Routine, predictable and sluggish, this book reminds me of a work by Shakespeare – Much Ado About Nothing!
His last good book was The Da Vinci Code and it was a racy, edge of the seat thriller which grabbed you at the first page and didn’t let go until the last. He was at the very top of his game.
Then came The Lost Symbol and I couldn’t believe that it was written by the same man. There was no plot and it was like reading a tourist guide for Washington DC. I couldn’t wait to get to the end of it and get over the agony. It was a book which if you put it down once, wouldn’t want to pick up again. I thought that he couldn’t write a worse book than The Lost Symbol.

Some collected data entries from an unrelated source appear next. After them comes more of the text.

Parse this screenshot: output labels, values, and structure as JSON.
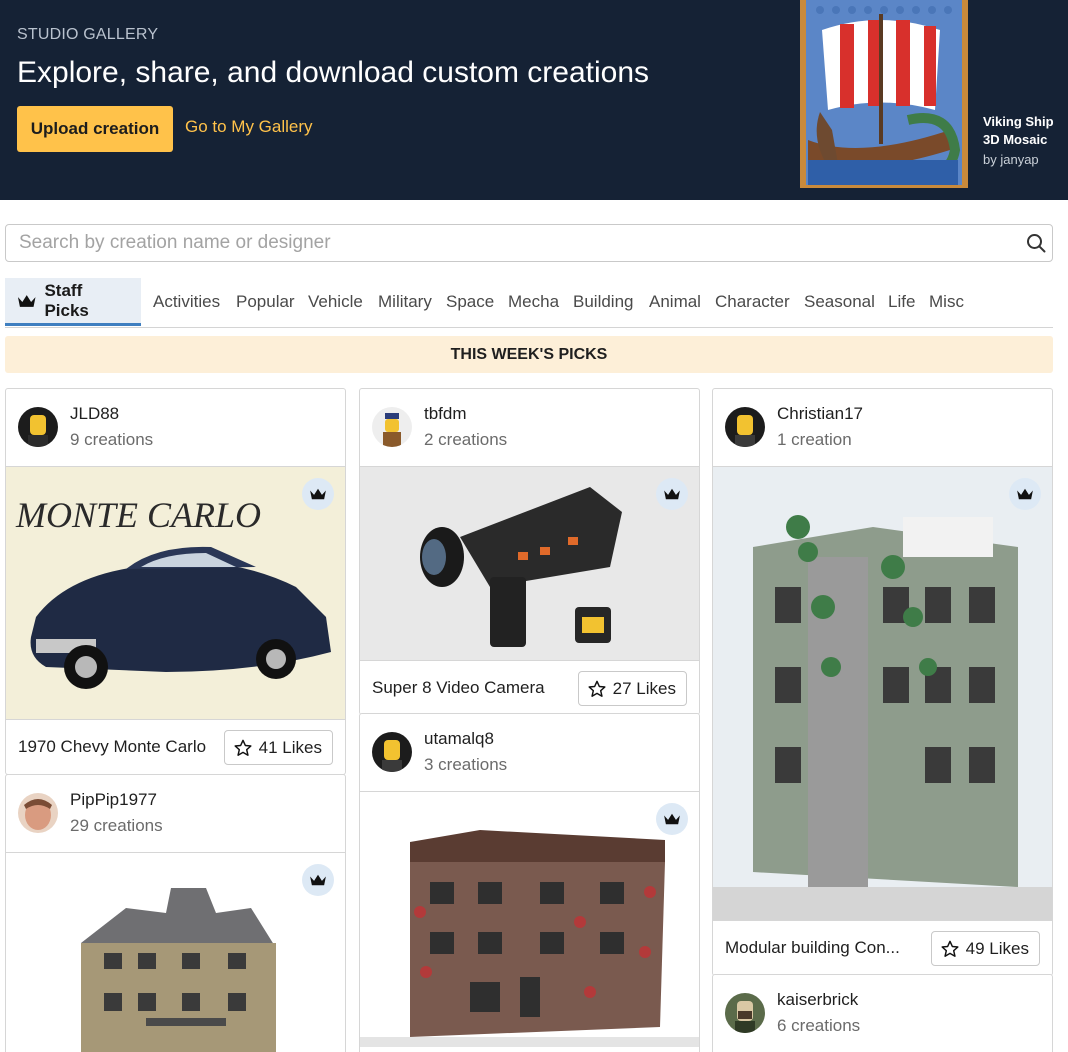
{
  "hero": {
    "eyebrow": "STUDIO GALLERY",
    "title": "Explore, share, and download custom creations",
    "upload_label": "Upload creation",
    "gallery_link": "Go to My Gallery",
    "featured": {
      "title": "Viking Ship 3D Mosaic",
      "author": "by janyap"
    }
  },
  "search": {
    "placeholder": "Search by creation name or designer",
    "value": ""
  },
  "tabs": [
    {
      "label": "Staff Picks",
      "active": true
    },
    {
      "label": "Activities"
    },
    {
      "label": "Popular"
    },
    {
      "label": "Vehicle"
    },
    {
      "label": "Military"
    },
    {
      "label": "Space"
    },
    {
      "label": "Mecha"
    },
    {
      "label": "Building"
    },
    {
      "label": "Animal"
    },
    {
      "label": "Character"
    },
    {
      "label": "Seasonal"
    },
    {
      "label": "Life"
    },
    {
      "label": "Misc"
    }
  ],
  "banner": "THIS WEEK'S PICKS",
  "cards": [
    {
      "designer": "JLD88",
      "count": "9 creations",
      "title": "1970 Chevy Monte Carlo",
      "likes": "41 Likes",
      "image_text": "MONTE CARLO"
    },
    {
      "designer": "tbfdm",
      "count": "2 creations",
      "title": "Super 8 Video Camera",
      "likes": "27 Likes"
    },
    {
      "designer": "Christian17",
      "count": "1 creation",
      "title": "Modular building Con...",
      "likes": "49 Likes"
    },
    {
      "designer": "PipPip1977",
      "count": "29 creations"
    },
    {
      "designer": "utamalq8",
      "count": "3 creations"
    },
    {
      "designer": "kaiserbrick",
      "count": "6 creations"
    }
  ],
  "colors": {
    "hero_bg": "#152235",
    "accent": "#ffc24a",
    "banner_bg": "#fdefd8",
    "active_tab_underline": "#3f7fc0"
  }
}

He proved me wrong with The Inferno. With that book I thought that Brown had surely plumbed the depth of inept writing and I was sure that even he must have realised that and would stop writing for sometime to introspect if he really wants to continue to deceive and disappoint millions of his (and Langdon’s) fans by churning out one bad novel after the other. He must have seen the light, I thought.
But, no! It is strike three with his latest offering Origin. The man surprises you with his ability to write page after page of a non-story and never, ever gets to the point. I was on chapter 25 and still getting nowhere. There were times when I wanted to scream, ‘Get to the point, dammit!’.
To those who liked this book, my unbridled admiration because you have a better tolerance for a badly written book, than I have. More power to you.
Those of you on the fence about buying this book, please spend your money on something else. Buy some ice cream, or that mobile accessory you’ve been planning to buy, or a yoga belt....anything. Spend it on a movie, even!
It is quite sad that Dan Brown has fallen into the habit of writing absolute mediocre books and looks like he couldn’t give a damn. I mean, one dud once in a while is understandable and is pretty normal. Even John Grisham lays an egg occasionally. But to churn out one dud after the other three times in a row requires a special talent. And Brown seems to be having truckloads of it.
It is a bigger pity that he has done this to a much loved character like Robert Langdon.
Brown should take a tip or two from Lee Child and ask him how he continues to hold our total attention with his Reacher novels every single time. We can’t have enough of Reacher even after 22 (yes, 22!) outings with him.